The order and labelling of data is perhaps the most important basis of open data. Without it, information will not be found.

To structure and uniformly describe data the de facto global standard Schema.org is widely used. Schema.org is an ontology, i.e., a collection of terms to describe certain things on the web and their relationship to each other. On websites, Schema.org is integrated into the source code of the page and not visible to users. Embedding makes the content machine-readable and machine interpretable.

Simplified example: Structured data according to Schema.org

Schema.org is not a finished product and expanded on an ongoing basis. Certain properties, e.g. to describe MICE data sets, may not yet be mapped in Schema.org. Vocabulary is being extended in the context of domain specifications.
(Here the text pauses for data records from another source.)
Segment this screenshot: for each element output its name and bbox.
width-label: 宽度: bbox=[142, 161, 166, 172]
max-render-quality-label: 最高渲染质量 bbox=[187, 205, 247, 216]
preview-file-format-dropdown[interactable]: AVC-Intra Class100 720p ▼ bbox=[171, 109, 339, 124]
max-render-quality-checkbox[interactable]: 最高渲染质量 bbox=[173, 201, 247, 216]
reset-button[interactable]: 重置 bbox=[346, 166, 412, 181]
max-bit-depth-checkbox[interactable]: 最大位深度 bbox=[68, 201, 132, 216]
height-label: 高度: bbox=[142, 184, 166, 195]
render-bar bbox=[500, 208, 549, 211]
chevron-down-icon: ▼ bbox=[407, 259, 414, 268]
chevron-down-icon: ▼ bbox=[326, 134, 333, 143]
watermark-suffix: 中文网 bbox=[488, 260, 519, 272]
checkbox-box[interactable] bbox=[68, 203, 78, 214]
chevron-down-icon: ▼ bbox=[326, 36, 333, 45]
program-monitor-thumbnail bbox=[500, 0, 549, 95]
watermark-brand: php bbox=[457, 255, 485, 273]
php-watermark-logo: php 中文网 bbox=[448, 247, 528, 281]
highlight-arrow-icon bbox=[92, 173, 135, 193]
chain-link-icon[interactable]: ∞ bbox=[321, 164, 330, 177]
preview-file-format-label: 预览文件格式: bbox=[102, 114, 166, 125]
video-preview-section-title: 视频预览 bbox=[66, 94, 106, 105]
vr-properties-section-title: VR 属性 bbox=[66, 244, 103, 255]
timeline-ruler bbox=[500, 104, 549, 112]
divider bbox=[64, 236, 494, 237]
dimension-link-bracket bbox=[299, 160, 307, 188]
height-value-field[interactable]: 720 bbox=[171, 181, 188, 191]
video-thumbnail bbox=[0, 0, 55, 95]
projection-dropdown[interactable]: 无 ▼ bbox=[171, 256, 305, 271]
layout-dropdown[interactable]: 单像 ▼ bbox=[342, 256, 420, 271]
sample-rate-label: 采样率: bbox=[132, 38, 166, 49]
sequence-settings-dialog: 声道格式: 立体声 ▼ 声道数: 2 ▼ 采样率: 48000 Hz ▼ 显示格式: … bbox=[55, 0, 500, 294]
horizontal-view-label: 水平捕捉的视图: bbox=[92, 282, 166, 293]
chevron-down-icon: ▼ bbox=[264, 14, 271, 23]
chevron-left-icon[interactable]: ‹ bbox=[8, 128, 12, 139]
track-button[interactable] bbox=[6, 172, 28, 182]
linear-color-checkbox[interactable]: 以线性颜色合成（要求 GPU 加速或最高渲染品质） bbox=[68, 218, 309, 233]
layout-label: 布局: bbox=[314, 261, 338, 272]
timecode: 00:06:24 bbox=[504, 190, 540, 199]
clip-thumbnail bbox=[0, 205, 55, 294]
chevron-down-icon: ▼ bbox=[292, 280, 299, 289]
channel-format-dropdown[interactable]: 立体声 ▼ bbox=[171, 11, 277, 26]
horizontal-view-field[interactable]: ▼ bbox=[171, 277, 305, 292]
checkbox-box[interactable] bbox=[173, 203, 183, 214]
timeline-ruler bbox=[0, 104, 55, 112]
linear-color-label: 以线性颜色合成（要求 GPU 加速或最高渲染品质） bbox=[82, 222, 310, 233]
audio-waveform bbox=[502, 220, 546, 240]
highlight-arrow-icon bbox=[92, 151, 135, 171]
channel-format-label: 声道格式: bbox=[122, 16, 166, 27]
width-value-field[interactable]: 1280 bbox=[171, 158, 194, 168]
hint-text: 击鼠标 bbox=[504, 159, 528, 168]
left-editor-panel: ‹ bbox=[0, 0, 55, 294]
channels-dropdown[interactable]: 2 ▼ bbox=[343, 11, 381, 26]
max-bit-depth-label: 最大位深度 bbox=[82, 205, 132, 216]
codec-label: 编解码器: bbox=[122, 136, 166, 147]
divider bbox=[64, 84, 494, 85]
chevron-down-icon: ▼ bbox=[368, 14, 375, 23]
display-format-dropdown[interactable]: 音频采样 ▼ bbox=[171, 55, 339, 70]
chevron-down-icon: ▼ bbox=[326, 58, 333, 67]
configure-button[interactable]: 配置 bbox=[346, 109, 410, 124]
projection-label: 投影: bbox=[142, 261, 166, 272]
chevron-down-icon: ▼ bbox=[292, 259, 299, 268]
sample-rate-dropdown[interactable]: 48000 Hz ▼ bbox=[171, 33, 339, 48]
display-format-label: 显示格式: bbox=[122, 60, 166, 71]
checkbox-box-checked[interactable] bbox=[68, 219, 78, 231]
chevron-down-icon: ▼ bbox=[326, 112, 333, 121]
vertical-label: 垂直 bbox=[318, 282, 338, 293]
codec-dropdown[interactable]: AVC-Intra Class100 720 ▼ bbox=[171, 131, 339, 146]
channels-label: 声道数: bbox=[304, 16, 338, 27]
Clearly Defined Licences for Free Use

Rights for images, video and text must be clearly defined in licences in order to make data available for open use. The Creative Commons (CC) licensing system is recommended. Creative Commons is a non-profit organisation that has developed a range of standard licence agreements that allow creators to grant the public rights to use their work. Different Creative Commons licence types provide for different uses. The preferred licences are CC0 ("No Rights Reserved"), CC BY (Attribution) and CC BY-SA (Attribution, Share-Alike), which allow free use and redistribution under their respective terms. In addition to the CC0 licence, the CC BY and CC BY-SA categories allow commercial use, which is a requirement for open data.

The CC0 marking of Creative Commons | © Creative Commons — Visual for marking a CC0 license under Creative Commons

Connecting Data in a Knowledge Graph

Providing German MICE data as open data is a first step towards more visibility and reach. However, only when data is connected and interrelated can benefits and added value be realised.

A knowledge graph is a semantic database. By connecting data in a knowledge graph, a network of objects (e.g. people, places, organisations, events, etc.) and the relationships between these objects is created. Information about venues, for example, can be linked with infrastructure data, travel information, sights at the location, etc.

Knowledge graphs are particularly well suited for complex and nested queries and analyses. The branched graph structure enables finding connections that are otherwise difficult to visualise. A knowledge graph does not have a fixed pattern, but is flexibly adaptable. Data sets can be added to the graph as needed by relating them to an existing data set. Individual data points and their relationships to each other are managed independently of the output channel. This allows for data being delivered in various types of context, different ways and across a range of channels.

Target Groups of the Open Data Knowledge Graph

The Open Data Knowledge Graph is freely accessible to all interested parties such as global sales platforms, tourism and MICE service providers or start-up companies in order to generate new services from the linked data - and, of course, the use of the data also opens up new opportunities for providers (data providers) to create offers for their customers.

The target groups for these new services in the tourism sector are end consumers, i.e. tourists planning a holiday trip or on site at the holiday destination. In the MICE sector, on the other hand, event planners are addressed, meaning that use here is primarily B2B orientated.

The data models stored in the tourism and MICE sectors are correspondingly different. The set-up of the Knowledge Graph with its own MICE subgraph and the various options for feeding data into the graph take account of the different requirements and uses in the tourism and MICE sectors.